This month, I celebrated my seventh anniversary on the railways. Seven years since I turned up at the local station for my first day. It’s been a blast. I love my job, as far as jobs go. If they stop paying me, I stop coming in. That might sound like common sense, but there’s plenty of folk who volunteer on heritage lines. I kid ye not, one of my colleagues recently retired from paid employment so that he can go do much the same job for free on a local steam line.
The railway is in a bit of a mess. It always has been, I suppose. A marvellous Victorian network that is showing its age. The franchising system in it’s current state hasn’t been fit for purpose for a long time. Pre-pandemic, there were just too many passengers and the service was creaking under the strain. Now, there are too few. Footfall is back to about 75-80% what it was. But that figure doesn’t tell the whole story. Leisure travel is back to 100% of pre-pandemic levels, but little more than 50% of commuter journeys are being made. Those are the guys and gals who paid top dollar for their tickets.

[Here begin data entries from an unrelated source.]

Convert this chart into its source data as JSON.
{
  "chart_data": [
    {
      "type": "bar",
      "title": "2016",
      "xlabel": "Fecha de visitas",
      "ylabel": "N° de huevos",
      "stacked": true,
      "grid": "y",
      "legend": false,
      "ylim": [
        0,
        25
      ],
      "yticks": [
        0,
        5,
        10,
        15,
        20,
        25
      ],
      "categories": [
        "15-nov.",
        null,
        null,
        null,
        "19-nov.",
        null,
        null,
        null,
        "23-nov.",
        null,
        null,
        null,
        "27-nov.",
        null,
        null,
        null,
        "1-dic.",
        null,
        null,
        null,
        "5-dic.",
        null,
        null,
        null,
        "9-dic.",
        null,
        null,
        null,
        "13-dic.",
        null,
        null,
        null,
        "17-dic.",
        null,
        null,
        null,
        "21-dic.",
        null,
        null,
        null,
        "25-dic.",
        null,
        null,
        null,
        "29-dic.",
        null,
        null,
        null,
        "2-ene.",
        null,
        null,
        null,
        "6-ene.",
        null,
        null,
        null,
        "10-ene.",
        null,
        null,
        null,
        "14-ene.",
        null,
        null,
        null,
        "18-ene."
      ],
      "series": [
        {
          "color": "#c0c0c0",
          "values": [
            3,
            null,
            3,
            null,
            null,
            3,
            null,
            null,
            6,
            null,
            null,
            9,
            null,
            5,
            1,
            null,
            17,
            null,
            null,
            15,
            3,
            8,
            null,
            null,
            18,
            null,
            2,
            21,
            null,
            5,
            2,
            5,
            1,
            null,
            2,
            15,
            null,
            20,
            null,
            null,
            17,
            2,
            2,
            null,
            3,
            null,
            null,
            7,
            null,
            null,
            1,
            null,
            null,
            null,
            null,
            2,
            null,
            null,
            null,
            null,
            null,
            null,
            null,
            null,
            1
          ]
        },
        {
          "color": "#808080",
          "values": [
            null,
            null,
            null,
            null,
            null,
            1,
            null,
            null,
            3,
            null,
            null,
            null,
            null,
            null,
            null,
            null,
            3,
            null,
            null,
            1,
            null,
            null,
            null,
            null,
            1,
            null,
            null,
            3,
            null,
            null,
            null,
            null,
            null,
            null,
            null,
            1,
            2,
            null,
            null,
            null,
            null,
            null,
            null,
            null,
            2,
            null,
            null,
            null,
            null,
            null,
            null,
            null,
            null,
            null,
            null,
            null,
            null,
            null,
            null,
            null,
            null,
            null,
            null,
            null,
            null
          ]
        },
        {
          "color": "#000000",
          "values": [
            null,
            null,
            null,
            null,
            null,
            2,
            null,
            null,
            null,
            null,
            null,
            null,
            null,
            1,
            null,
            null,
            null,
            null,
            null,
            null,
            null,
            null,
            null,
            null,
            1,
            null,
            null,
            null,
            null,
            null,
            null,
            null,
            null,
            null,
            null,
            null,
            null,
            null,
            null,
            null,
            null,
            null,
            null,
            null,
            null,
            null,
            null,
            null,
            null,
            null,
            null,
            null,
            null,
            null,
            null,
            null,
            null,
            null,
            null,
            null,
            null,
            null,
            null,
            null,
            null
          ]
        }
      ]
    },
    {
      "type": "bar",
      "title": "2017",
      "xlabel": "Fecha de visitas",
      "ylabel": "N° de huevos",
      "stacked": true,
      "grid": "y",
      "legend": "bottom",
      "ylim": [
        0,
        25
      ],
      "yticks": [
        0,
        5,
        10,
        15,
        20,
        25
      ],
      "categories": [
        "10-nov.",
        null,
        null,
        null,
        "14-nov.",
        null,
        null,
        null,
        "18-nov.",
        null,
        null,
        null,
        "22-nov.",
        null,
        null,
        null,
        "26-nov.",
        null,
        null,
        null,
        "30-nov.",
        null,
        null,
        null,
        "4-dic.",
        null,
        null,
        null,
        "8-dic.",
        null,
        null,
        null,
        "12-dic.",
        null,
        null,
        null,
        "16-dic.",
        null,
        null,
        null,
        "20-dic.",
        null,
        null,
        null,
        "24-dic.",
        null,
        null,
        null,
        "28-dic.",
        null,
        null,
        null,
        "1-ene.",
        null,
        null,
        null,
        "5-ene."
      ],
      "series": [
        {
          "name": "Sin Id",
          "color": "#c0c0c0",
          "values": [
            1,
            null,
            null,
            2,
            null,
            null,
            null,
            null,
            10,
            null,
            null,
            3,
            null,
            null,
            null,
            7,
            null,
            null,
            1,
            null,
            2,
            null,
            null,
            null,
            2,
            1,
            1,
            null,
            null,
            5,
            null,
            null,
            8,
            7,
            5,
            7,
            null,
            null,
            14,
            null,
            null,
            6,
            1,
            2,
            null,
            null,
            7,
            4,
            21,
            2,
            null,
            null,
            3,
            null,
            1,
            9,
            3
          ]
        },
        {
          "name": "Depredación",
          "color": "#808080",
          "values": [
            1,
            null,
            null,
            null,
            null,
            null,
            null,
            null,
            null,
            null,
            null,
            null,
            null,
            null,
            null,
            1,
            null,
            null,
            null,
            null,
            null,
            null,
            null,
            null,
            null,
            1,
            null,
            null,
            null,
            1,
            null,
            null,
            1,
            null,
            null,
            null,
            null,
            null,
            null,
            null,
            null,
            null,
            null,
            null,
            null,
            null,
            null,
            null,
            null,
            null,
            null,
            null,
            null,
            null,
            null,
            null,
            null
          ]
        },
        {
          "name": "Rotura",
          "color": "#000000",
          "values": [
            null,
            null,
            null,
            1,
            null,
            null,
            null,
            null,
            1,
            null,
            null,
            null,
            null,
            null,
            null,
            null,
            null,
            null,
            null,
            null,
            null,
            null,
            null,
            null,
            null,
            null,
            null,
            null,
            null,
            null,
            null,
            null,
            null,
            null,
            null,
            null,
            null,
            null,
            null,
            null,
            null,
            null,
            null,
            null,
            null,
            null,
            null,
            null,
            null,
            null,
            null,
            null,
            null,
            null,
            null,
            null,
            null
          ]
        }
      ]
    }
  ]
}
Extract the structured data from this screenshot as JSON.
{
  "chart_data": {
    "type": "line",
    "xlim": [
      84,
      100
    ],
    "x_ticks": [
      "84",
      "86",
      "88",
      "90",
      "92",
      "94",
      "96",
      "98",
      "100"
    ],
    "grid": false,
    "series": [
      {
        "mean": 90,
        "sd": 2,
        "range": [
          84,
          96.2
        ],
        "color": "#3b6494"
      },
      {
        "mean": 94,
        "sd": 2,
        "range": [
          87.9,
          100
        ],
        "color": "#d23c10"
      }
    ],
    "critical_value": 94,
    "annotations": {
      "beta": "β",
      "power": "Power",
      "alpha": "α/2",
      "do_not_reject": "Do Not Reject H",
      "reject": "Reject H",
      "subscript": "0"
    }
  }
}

Reform is on the cards. The government would like a revolution, chopping thousands of jobs and closing all the ticket offices. The unions are fighting to keep things just as they are. I think they’re all quite, quite mad and I am doing what I can to go with the flow as best I see it. Self preservation and all that. I even try to contribute towards the future success of the industry. Sometimes, I have good ideas. All of them are politely listened to. None will ever likely bear fruit. Some of them are very simple. We don’t provide free timetable booklets any more, and we’re short of the free plastic card wallets we give out. My revolutionary idea? Charge for them. Make a profit. It’s a win win type thing.
My best idea? I know what my specific job should change into. The idea of closing all ticket offices is preposterous. We’re years away from being able to do that. But there are quite a few smaller stations that, I will agree, do not warrant a permanent, static member of staff. And yet, they all need a regular presence. To maintain machines. To empty bins. To report faults. To help customers. To put down grit in winter. There is a business case for a Roving Ambassador, attending his or her patch of stations. It’s a good idea. But no one is listening. Probably.
The photo? From the fabulous Railway Museum in Tashkent, which is chock full of giant Soviet locos. Some of which you can clamber up and into.